Shell launches $3.5 billion share buyback program

Published 30/01/2025, 08:10
Shell launches $3.5 billion share buyback program

LONDON - Shell (LON:SHEL) plc announced on Thursday the launch of a $3.5 billion share buyback program, aiming to reduce its issued share capital. The buyback, which will see all repurchased shares cancelled, is set to be completed by May 2, 2025, ahead of the company’s first-quarter results announcement.

The energy giant has established two separate contracts for the repurchase of shares on London and Netherlands exchanges, with $2.1 billion allocated for the London contract and $1.4 billion for the Netherlands contract. The program is expected to run until April 25, 2025, and will be conducted in compliance with both UK and EU market regulations.
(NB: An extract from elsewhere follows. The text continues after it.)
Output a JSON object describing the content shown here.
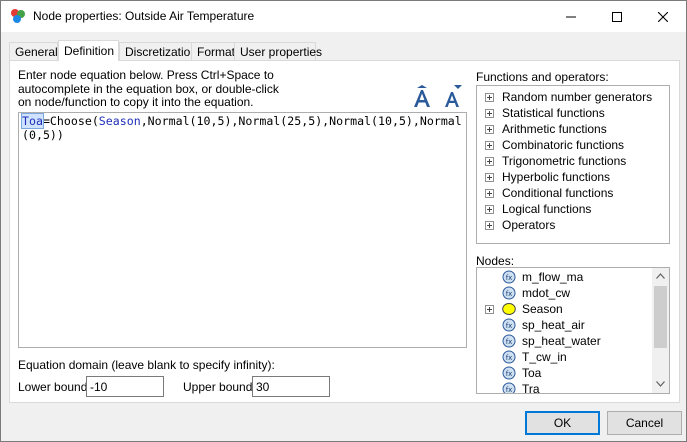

Under the terms of the program, a maximum of 420 million ordinary shares may be bought, adhering to the authority granted by shareholders at Shell’s 2024 Annual General Meeting. This authority is due to expire on August 20, 2025, unless renewed at the company’s subsequent Annual General Meetings.

Shell has engaged a single broker to execute the buyback independently, ensuring that the repurchases are made within the set parameters and regulatory frameworks. This includes the UK Listing Rules and the Market Abuse Regulation of the European Union, which have been incorporated into UK law following Brexit.

The announcement follows Shell’s consistent strategy of returning value to its shareholders and managing its capital structure. The company’s forward-looking statements indicate a focus on financial health and operational efficiency, while also acknowledging potential market risks and uncertainties.

This share buyback initiative is part of Shell’s broader financial strategy, as the company continues to navigate the dynamic energy market. The information regarding the buyback program is based on a press release statement from Shell plc.